October Newsletter

Speech to Speech translation

Meta, the parent company of Facebook, recently announced that they developed an AI translation engine that can translate from an unwritten language.  So far AI translations depended on the availability of a vast amount of text material for the language that needed to be translated. With speech-to-speech translation that constraint has been overcome. Meta demonstrated this translation with Holkien, a southern Chinese language spoken by 46 million people.  These results provide hope to translate 3000+ other languages in the world that do not have a script either!

LJL in partnership with CooLingo

Linguistics Justice League is excited to partner with CooLingo! CooLingo app was developed by Abdul Rahman Hamadeh, Moayed Haji Ali, and Sarieh Srda under the guidance from Prof. Aykut Erdem and Prof. Gözde Gül Şahin.

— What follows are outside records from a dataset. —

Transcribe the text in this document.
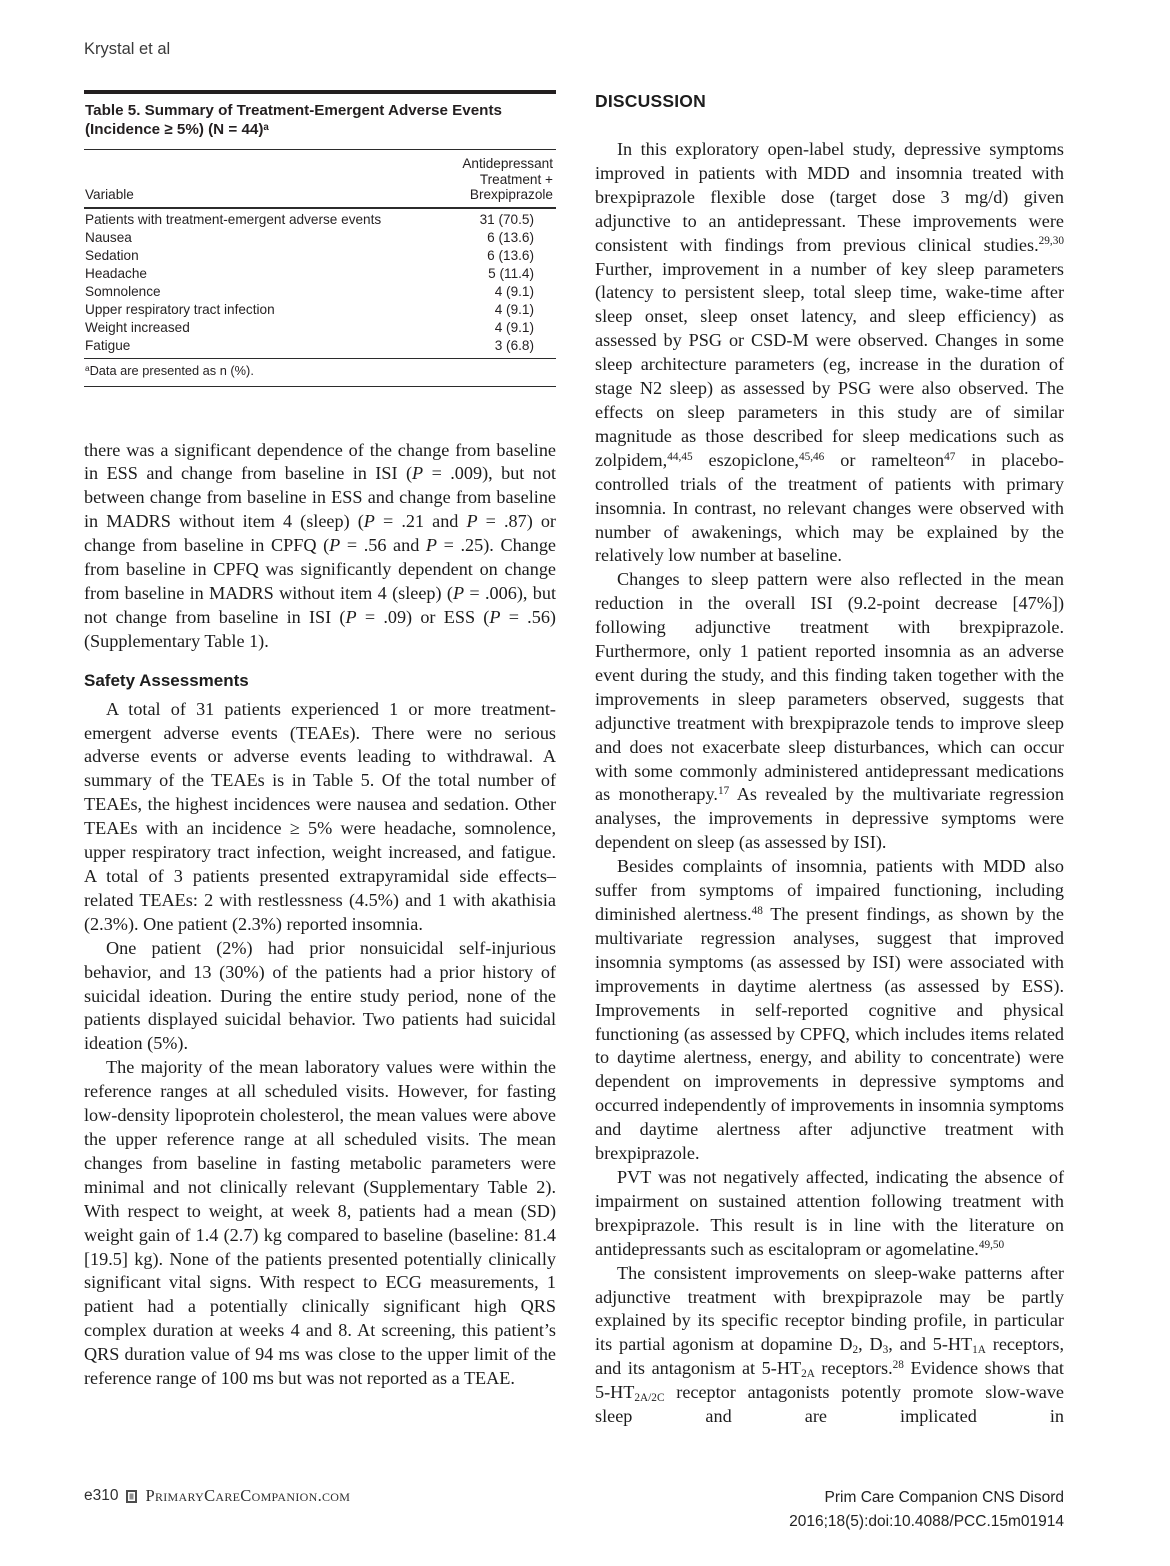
Krystal et al
Table 5. Summary of Treatment-Emergent Adverse Events
(Incidence ≥ 5%) (N = 44)$^a$
Variable
Antidepressant
Treatment +
Brexpiprazole
Patients with treatment-emergent adverse events	31 (70.5)
Nausea	6 (13.6)
Sedation	6 (13.6)
Headache	5 (11.4)
Somnolence	4 (9.1)
Upper respiratory tract infection	4 (9.1)
Weight increased	4 (9.1)
Fatigue	3 (6.8)
$^a$Data are presented as n (%).

there was a significant dependence of the change from baseline in ESS and change from baseline in ISI (P = .009), but not between change from baseline in ESS and change from baseline in MADRS without item 4 (sleep) (P = .21 and P = .87) or change from baseline in CPFQ (P = .56 and P = .25). Change from baseline in CPFQ was significantly dependent on change from baseline in MADRS without item 4 (sleep) (P = .006), but not change from baseline in ISI (P = .09) or ESS (P = .56) (Supplementary Table 1).

Safety Assessments

A total of 31 patients experienced 1 or more treatment-emergent adverse events (TEAEs). There were no serious adverse events or adverse events leading to withdrawal. A summary of the TEAEs is in Table 5. Of the total number of TEAEs, the highest incidences were nausea and sedation. Other TEAEs with an incidence ≥ 5% were headache, somnolence, upper respiratory tract infection, weight increased, and fatigue. A total of 3 patients presented extrapyramidal side effects–related TEAEs: 2 with restlessness (4.5%) and 1 with akathisia (2.3%). One patient (2.3%) reported insomnia.

One patient (2%) had prior nonsuicidal self-injurious behavior, and 13 (30%) of the patients had a prior history of suicidal ideation. During the entire study period, none of the patients displayed suicidal behavior. Two patients had suicidal ideation (5%).

The majority of the mean laboratory values were within the reference ranges at all scheduled visits. However, for fasting low-density lipoprotein cholesterol, the mean values were above the upper reference range at all scheduled visits. The mean changes from baseline in fasting metabolic parameters were minimal and not clinically relevant (Supplementary Table 2). With respect to weight, at week 8, patients had a mean (SD) weight gain of 1.4 (2.7) kg compared to baseline (baseline: 81.4 [19.5] kg). None of the patients presented potentially clinically significant vital signs. With respect to ECG measurements, 1 patient had a potentially clinically significant high QRS complex duration at weeks 4 and 8. At screening, this patient’s QRS duration value of 94 ms was close to the upper limit of the reference range of 100 ms but was not reported as a TEAE.

DISCUSSION

In this exploratory open-label study, depressive symptoms improved in patients with MDD and insomnia treated with brexpiprazole flexible dose (target dose 3 mg/d) given adjunctive to an antidepressant. These improvements were consistent with findings from previous clinical studies.$^{29,30}$ Further, improvement in a number of key sleep parameters (latency to persistent sleep, total sleep time, wake-time after sleep onset, sleep onset latency, and sleep efficiency) as assessed by PSG or CSD-M were observed. Changes in some sleep architecture parameters (eg, increase in the duration of stage N2 sleep) as assessed by PSG were also observed. The effects on sleep parameters in this study are of similar magnitude as those described for sleep medications such as zolpidem,$^{44,45}$ eszopiclone,$^{45,46}$ or ramelteon$^{47}$ in placebo-controlled trials of the treatment of patients with primary insomnia. In contrast, no relevant changes were observed with number of awakenings, which may be explained by the relatively low number at baseline.

Changes to sleep pattern were also reflected in the mean reduction in the overall ISI (9.2-point decrease [47%]) following adjunctive treatment with brexpiprazole. Furthermore, only 1 patient reported insomnia as an adverse event during the study, and this finding taken together with the improvements in sleep parameters observed, suggests that adjunctive treatment with brexpiprazole tends to improve sleep and does not exacerbate sleep disturbances, which can occur with some commonly administered antidepressant medications as monotherapy.$^{17}$ As revealed by the multivariate regression analyses, the improvements in depressive symptoms were dependent on sleep (as assessed by ISI).

Besides complaints of insomnia, patients with MDD also suffer from symptoms of impaired functioning, including diminished alertness.$^{48}$ The present findings, as shown by the multivariate regression analyses, suggest that improved insomnia symptoms (as assessed by ISI) were associated with improvements in daytime alertness (as assessed by ESS). Improvements in self-reported cognitive and physical functioning (as assessed by CPFQ, which includes items related to daytime alertness, energy, and ability to concentrate) were dependent on improvements in depressive symptoms and occurred independently of improvements in insomnia symptoms and daytime alertness after adjunctive treatment with brexpiprazole.

PVT was not negatively affected, indicating the absence of impairment on sustained attention following treatment with brexpiprazole. This result is in line with the literature on antidepressants such as escitalopram or agomelatine.$^{49,50}$

The consistent improvements on sleep-wake patterns after adjunctive treatment with brexpiprazole may be partly explained by its specific receptor binding profile, in particular its partial agonism at dopamine $D_2$, $D_3$, and $5-HT_{1A}$ receptors, and its antagonism at $5-HT_{2A}$ receptors.$^{28}$ Evidence shows that $5-HT_{2A/2C}$ receptor antagonists potently promote slow-wave sleep and are implicated in

e310 PrimaryCareCompanion.com	Prim Care Companion CNS Disord
2016;18(5):doi:10.4088/PCC.15m01914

CooLingo, voice-enabled chatbot that aims to make language learning more fun and engaging by simulating real-life conversations. While engaging with the user in a conversation, CooLingo can track the user’s language errors, provide personalized feedback and adjust the difficulty level to ensure that the user is always challenged but not overwhelmed. They do this by using state-of-the-art artificial intelligence models.

CooLingo

EDULANG UPDATES​

We made a lot of exciting progress on EduLang this month! EduLang’s UI has been revamped and we are looking forward to improving and adding new features to EduLang in the coming month. Keep an eye out for EduLang’s latest update in the google play store, coming out in the next week or so!

Linguistics Justice League Challenge

Linguistics Justice League partnered with creAItivity to host an event to gather ideas that help bridge the gap between low and high-resource languages through Artificial Intelligence!

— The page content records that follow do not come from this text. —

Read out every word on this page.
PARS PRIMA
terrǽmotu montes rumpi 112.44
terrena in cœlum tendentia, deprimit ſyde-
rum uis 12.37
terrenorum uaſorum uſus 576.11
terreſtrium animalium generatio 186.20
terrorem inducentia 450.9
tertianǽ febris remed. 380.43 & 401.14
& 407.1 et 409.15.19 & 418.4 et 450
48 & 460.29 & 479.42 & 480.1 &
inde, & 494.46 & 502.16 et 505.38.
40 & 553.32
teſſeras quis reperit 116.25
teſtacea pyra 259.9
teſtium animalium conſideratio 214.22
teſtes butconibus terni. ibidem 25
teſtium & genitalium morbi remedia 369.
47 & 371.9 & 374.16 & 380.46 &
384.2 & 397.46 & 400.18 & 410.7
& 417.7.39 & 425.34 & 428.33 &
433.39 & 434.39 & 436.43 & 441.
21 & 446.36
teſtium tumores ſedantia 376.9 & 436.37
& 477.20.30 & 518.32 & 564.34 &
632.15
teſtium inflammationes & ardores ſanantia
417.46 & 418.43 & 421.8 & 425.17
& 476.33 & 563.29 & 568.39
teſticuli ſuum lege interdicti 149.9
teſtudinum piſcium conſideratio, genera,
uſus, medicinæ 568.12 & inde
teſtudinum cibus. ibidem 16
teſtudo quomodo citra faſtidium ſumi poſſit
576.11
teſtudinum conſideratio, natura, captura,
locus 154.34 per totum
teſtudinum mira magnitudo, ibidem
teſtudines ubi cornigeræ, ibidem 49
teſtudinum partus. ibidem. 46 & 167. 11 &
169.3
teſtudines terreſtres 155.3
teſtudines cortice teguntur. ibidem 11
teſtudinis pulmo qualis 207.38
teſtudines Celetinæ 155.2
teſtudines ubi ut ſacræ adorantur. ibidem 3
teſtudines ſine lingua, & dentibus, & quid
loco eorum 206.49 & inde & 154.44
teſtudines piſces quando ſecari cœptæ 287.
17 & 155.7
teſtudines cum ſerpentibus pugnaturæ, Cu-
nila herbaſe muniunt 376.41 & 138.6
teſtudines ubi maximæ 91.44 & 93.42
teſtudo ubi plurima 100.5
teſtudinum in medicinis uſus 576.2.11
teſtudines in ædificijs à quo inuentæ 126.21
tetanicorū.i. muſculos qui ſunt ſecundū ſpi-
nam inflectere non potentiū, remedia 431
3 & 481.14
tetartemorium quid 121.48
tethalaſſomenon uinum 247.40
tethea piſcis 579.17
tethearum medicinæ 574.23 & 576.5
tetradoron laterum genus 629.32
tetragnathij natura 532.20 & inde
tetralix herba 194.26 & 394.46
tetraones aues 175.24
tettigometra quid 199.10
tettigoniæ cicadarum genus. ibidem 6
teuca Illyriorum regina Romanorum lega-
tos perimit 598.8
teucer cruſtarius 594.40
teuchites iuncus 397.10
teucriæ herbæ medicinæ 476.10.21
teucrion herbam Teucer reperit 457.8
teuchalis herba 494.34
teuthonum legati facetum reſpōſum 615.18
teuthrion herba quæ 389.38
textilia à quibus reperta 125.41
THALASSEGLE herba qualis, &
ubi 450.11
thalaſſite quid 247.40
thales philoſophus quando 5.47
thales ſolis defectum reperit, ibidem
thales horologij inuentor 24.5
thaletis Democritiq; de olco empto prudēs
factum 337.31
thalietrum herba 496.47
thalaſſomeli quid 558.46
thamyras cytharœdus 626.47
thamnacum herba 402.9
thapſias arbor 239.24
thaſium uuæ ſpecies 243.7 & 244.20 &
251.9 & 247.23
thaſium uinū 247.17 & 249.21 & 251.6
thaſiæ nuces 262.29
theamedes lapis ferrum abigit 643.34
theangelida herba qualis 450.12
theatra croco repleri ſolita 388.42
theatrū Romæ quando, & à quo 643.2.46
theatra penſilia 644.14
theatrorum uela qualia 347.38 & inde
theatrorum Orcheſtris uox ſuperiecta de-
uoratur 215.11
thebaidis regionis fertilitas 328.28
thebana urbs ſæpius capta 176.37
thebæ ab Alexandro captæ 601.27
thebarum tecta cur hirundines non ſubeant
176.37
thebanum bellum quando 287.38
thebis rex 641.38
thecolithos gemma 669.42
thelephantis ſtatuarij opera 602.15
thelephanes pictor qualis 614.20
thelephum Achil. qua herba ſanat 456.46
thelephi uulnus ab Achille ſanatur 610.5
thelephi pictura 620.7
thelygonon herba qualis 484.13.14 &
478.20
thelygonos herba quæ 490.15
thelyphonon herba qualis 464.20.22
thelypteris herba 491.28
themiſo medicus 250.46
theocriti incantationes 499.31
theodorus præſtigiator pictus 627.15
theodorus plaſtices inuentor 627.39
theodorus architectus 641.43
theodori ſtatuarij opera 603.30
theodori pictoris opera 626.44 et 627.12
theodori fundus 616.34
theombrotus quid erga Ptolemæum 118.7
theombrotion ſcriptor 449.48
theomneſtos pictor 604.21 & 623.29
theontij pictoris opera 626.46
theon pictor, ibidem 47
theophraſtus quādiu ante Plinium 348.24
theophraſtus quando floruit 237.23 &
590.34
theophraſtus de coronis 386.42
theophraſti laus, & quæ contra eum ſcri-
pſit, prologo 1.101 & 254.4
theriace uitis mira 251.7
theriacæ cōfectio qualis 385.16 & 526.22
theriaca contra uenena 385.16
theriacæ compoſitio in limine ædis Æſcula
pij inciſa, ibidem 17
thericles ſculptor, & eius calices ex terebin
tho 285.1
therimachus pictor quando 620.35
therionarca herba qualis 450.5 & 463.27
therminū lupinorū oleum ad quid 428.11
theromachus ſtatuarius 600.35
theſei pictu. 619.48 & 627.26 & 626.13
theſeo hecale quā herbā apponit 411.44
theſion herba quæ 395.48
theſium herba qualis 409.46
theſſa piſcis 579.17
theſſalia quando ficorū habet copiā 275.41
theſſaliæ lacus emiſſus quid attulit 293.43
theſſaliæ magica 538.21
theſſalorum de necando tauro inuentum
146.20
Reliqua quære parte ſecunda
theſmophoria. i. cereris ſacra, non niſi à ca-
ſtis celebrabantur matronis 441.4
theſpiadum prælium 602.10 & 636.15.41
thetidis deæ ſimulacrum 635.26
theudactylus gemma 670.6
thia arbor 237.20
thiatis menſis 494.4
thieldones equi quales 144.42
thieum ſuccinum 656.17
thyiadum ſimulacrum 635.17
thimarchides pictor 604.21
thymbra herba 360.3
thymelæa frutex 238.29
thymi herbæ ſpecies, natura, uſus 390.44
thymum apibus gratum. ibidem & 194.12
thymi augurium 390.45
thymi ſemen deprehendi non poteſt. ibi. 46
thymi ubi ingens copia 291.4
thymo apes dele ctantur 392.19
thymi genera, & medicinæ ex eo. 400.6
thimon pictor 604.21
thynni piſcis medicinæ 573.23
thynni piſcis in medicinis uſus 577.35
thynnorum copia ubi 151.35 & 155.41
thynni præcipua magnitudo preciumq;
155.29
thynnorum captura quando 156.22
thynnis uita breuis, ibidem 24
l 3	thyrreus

We hosted an event on 🌟 October 29th 🌟 where teams learned about NLP (Natural Language Processing), APIs, and came up with project proposals to help low-resource communities learn English! 

Special thanks to our sponsors: Taskade, Interview Cake and Balsamiq

New Team members

Linguistics Justice League's family is growing!We are so proud to say that LJL volunteers come from different backgrounds with diverse skillset. Please join us in welcoming our rockstar team members who believe in LJL's mission and are committed to dedicating their valuable time volunteering with LJL

Jovani

UX/UI designer

Courtney Recio

UX/UI designer

Harshitha Ramnath

UX/UI Designer

Denis

Front end Developer

Evolution of human language

By Lealam Birhanu

Language is the outcome of human beings’ evolution and its increasing need to exchange information. Through our body language and then via drawings on the walls of caves, communication had always been the core of society, its development tool. Our ancestors needed more than drawings, so they invented language, the spur to where we are now. They agreed upon what to call this and how to say that. They developed their minds, got their tongue around, and found speaking. Thousands of years passed to finally learn that the languages in use were prisoners of time and place. In order to prevent these limitations and transfer history, culture, and tradition to generations, written languages got constructed. As much as the beginning of language is interesting, the development of spoken languages to written ones is also fascinating to look at.

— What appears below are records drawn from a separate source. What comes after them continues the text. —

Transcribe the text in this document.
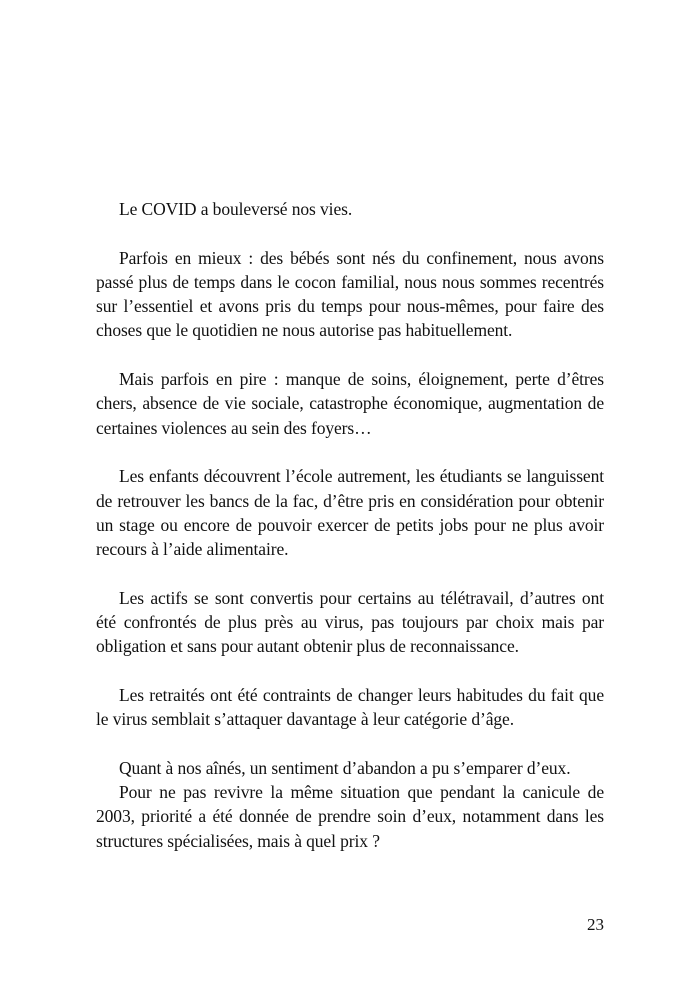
Le COVID a bouleversé nos vies.

Parfois en mieux : des bébés sont nés du confinement, nous avons passé plus de temps dans le cocon familial, nous nous sommes recentrés sur l’essentiel et avons pris du temps pour nous-mêmes, pour faire des choses que le quotidien ne nous autorise pas habituellement.

Mais parfois en pire : manque de soins, éloignement, perte d’êtres chers, absence de vie sociale, catastrophe économique, augmentation de certaines violences au sein des foyers…

Les enfants découvrent l’école autrement, les étudiants se languissent de retrouver les bancs de la fac, d’être pris en considération pour obtenir un stage ou encore de pouvoir exercer de petits jobs pour ne plus avoir recours à l’aide alimentaire.

Les actifs se sont convertis pour certains au télétravail, d’autres ont été confrontés de plus près au virus, pas toujours par choix mais par obligation et sans pour autant obtenir plus de reconnaissance.

Les retraités ont été contraints de changer leurs habitudes du fait que le virus semblait s’attaquer davantage à leur catégorie d’âge.

Quant à nos aînés, un sentiment d’abandon a pu s’emparer d’eux.

Pour ne pas revivre la même situation que pendant la canicule de 2003, priorité a été donnée de prendre soin d’eux, notamment dans les structures spécialisées, mais à quel prix ?

23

It is hard to claim exactly when writing started, but many scholars agree that the first well-constructed writing system sparked in the 40th century B.C. Sumerian is believed to be the oldest written language. Many languages were introduced to their written form after that, of which more than 4000 languages are still in existence. And to reach where it is now, writing had its foot on different major steps through the centuries. These key stages are:
Drawing-based writing system – Though not considered a proper writing system, it was the first to exist. Different researchers use ancient drawings as a reference in their studies.
Sound-based writing system – was developed after realizing that writing a word by dividing it into the individual sounds we make was possible. Ethiopian semantic languages are good examples. Amharic, for instance, has alphabets for all of the sounds that founded the language: words will be the combination of those. The symbol ‘ሊ’ represents the sound ‘Li’, and ‘ላ’ stands for ‘La’.
Words-based writing system – was the first system that showed a direct relationship between spoken and written languages; one sign in the system would represent one word. A good example can be the Arabic number system. For example, '2’ stands for ‘Two’. Languages with this writing system have thousands of symbols representing every word which makes it harder to learn and use them: a better way was necessary.
Alphabetic writing system – The latest and most known writing system is the alphabetic one. The number of symbols used in this system is far less than the previous ones, making it easier to utilize. English and Latin languages belong to this category.

 In general, the immense interest of humans to assure their existence even in another era and put things in writing led to its current development. Finally, it is worth noting that any writing system can serve any language after stipulating some necessary changes. This shows that no natural relation exists between written and spoken language.